Materialabhängigkeiten reduzieren
Schon in der frühen Phase lassen sich kritische Materialabhängigkeiten reduzieren und Reparatur- sowie Wiederverwendungsfähigkeit systematisch mitdenken. Ein besonders wirksamer Ansatz ist die Aufbereitung von Produkten, die bereits im Feld eingesetzt wurden. Durch diesen Schritt kann der Product Carbon Footprint (CO₂ Bilanz eines Produkts über seinen gesamten Lebenszyklus) eines Ventilators um mehr als 90 % gesenkt werden.
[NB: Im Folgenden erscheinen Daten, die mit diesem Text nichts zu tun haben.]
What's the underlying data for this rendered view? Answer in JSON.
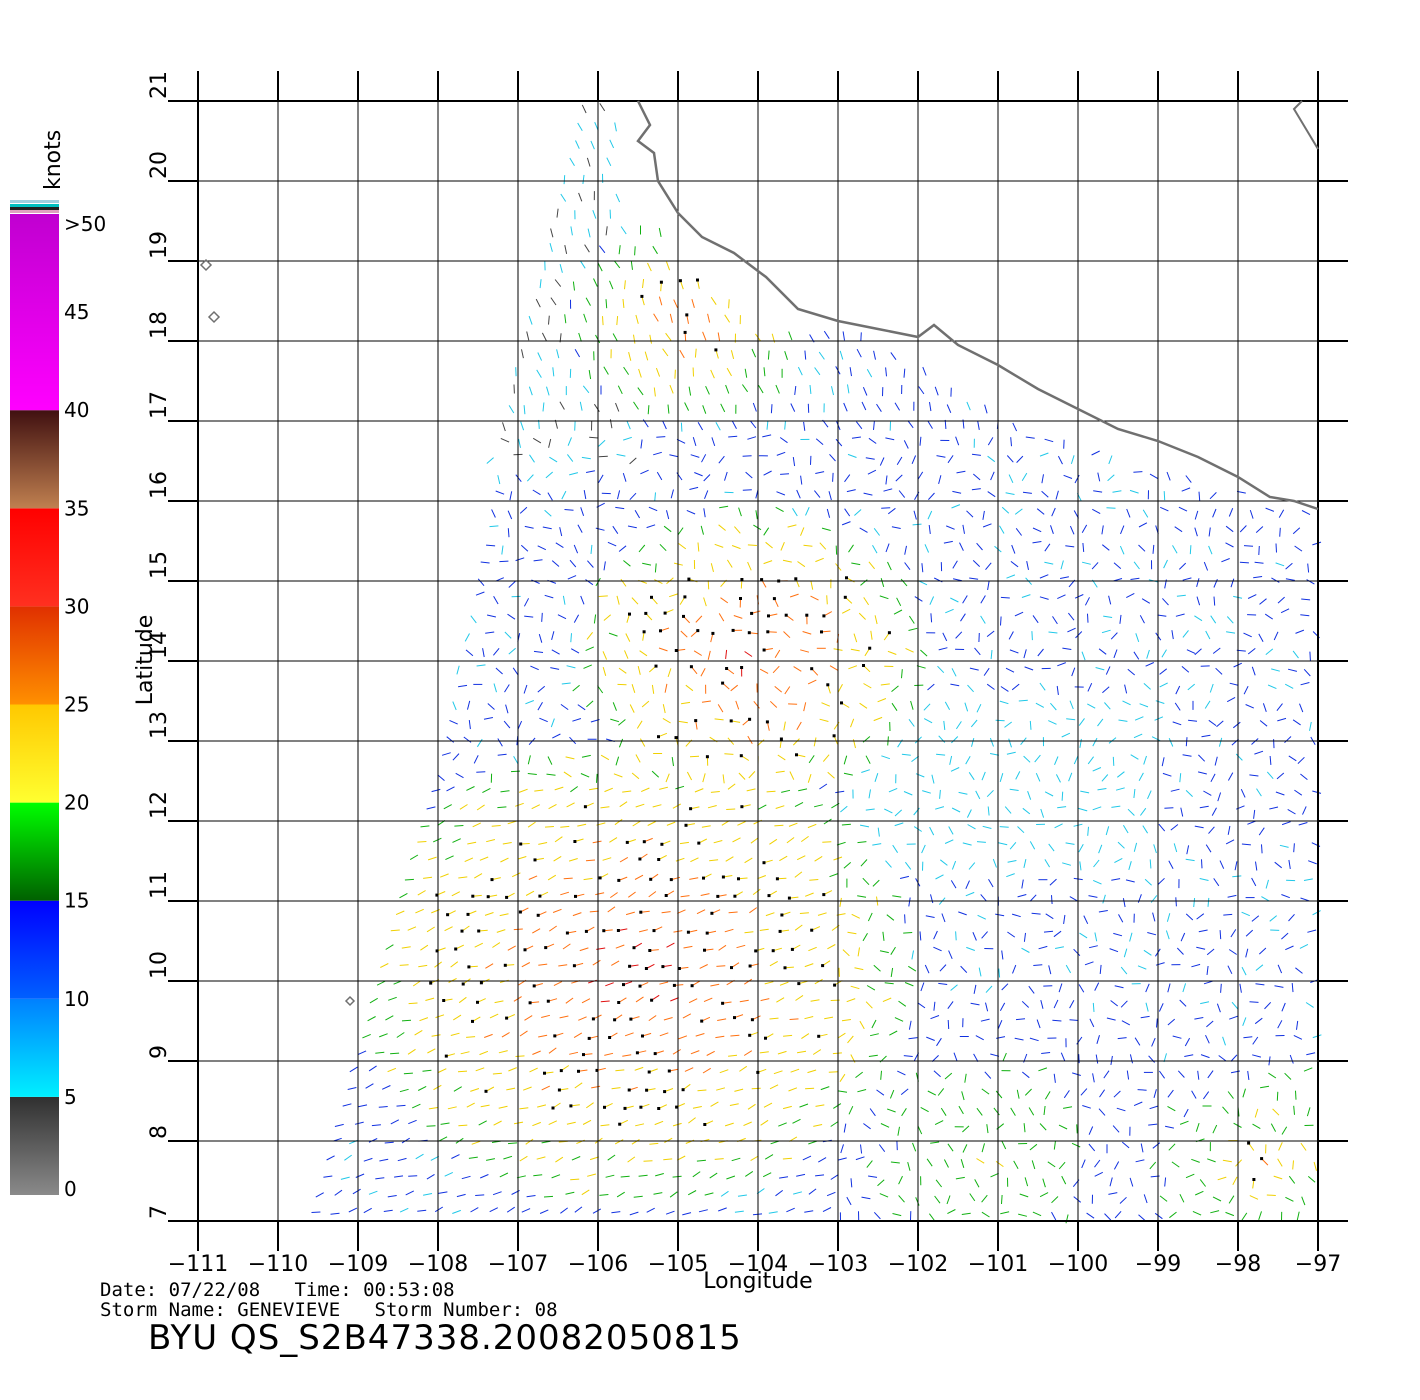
{
  "map": {
    "xlabel": "Longitude",
    "ylabel": "Latitude",
    "lon_range": [
      -111,
      -97
    ],
    "lat_range": [
      7,
      21
    ],
    "lon_ticks": [
      "−111",
      "−110",
      "−109",
      "−108",
      "−107",
      "−106",
      "−105",
      "−104",
      "−103",
      "−102",
      "−101",
      "−100",
      "−99",
      "−98",
      "−97"
    ],
    "lat_ticks": [
      "7",
      "8",
      "9",
      "10",
      "11",
      "12",
      "13",
      "14",
      "15",
      "16",
      "17",
      "18",
      "19",
      "20",
      "21"
    ],
    "grid": true,
    "content": "QuikSCAT wind vectors over the eastern Pacific off the Mexican coast"
  },
  "colorbar": {
    "units": "knots",
    "labels": [
      "0",
      "5",
      "10",
      "15",
      "20",
      "25",
      "30",
      "35",
      "40",
      "45",
      ">50"
    ],
    "bands": [
      {
        "from": 0,
        "to": 5,
        "top": "#303030",
        "bottom": "#8a8a8a"
      },
      {
        "from": 5,
        "to": 10,
        "top": "#0080ff",
        "bottom": "#00f0ff"
      },
      {
        "from": 10,
        "to": 15,
        "top": "#0000ff",
        "bottom": "#0060ff"
      },
      {
        "from": 15,
        "to": 20,
        "top": "#00ff00",
        "bottom": "#006000"
      },
      {
        "from": 20,
        "to": 25,
        "top": "#ffc800",
        "bottom": "#ffff30"
      },
      {
        "from": 25,
        "to": 30,
        "top": "#e03000",
        "bottom": "#ff9000"
      },
      {
        "from": 30,
        "to": 35,
        "top": "#ff0000",
        "bottom": "#ff3020"
      },
      {
        "from": 35,
        "to": 40,
        "top": "#401010",
        "bottom": "#c08050"
      },
      {
        "from": 40,
        "to": 50,
        "top": "#c000d0",
        "bottom": "#ff00ff"
      },
      {
        "from": 50,
        "to": 55,
        "top": "#3000b0",
        "bottom": "#7a00d0"
      }
    ]
  },
  "footer": {
    "line1": "Date: 07/22/08   Time: 00:53:08",
    "line2": "Storm Name: GENEVIEVE   Storm Number: 08",
    "title": "BYU QS_S2B47338.20082050815"
  }
}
Kooperationen sind ein Schlüssel
Für diesen Wandel ist für den Ventilatoren- und Motorenhersteller ebm-papst Zusammenarbeit entscheidend. Nur im Schulterschluss mit Kunden, Lieferanten und Partnern wie Circular Republic könnten neue zirkuläre Geschäftsmodelle und Innovationen entstehen. Gemeinsam mit Partnern aus Industrie und Innovationsnetzwerken baut ebm-papst daher die nächste Generation kreislauffähiger Produkte und Services auf. Ein zentraler Baustein ist der Aufbau maßgeschneiderter zirkulärer Dienstleistungen rund um den Ventilator, abgestimmt auf die individuellen Bedürfnisse der Kunden.
Circular Economy ist für ebm-papst ein zentraler Hebel für Ressourceneffizienz, neue Wertschöpfungsmöglichkeiten, eine höhere Resilienz der Lieferketten und für langfristiges Wachstum – im Sinne der Kunden, Partner und einer zukunftsfähigen Industrie.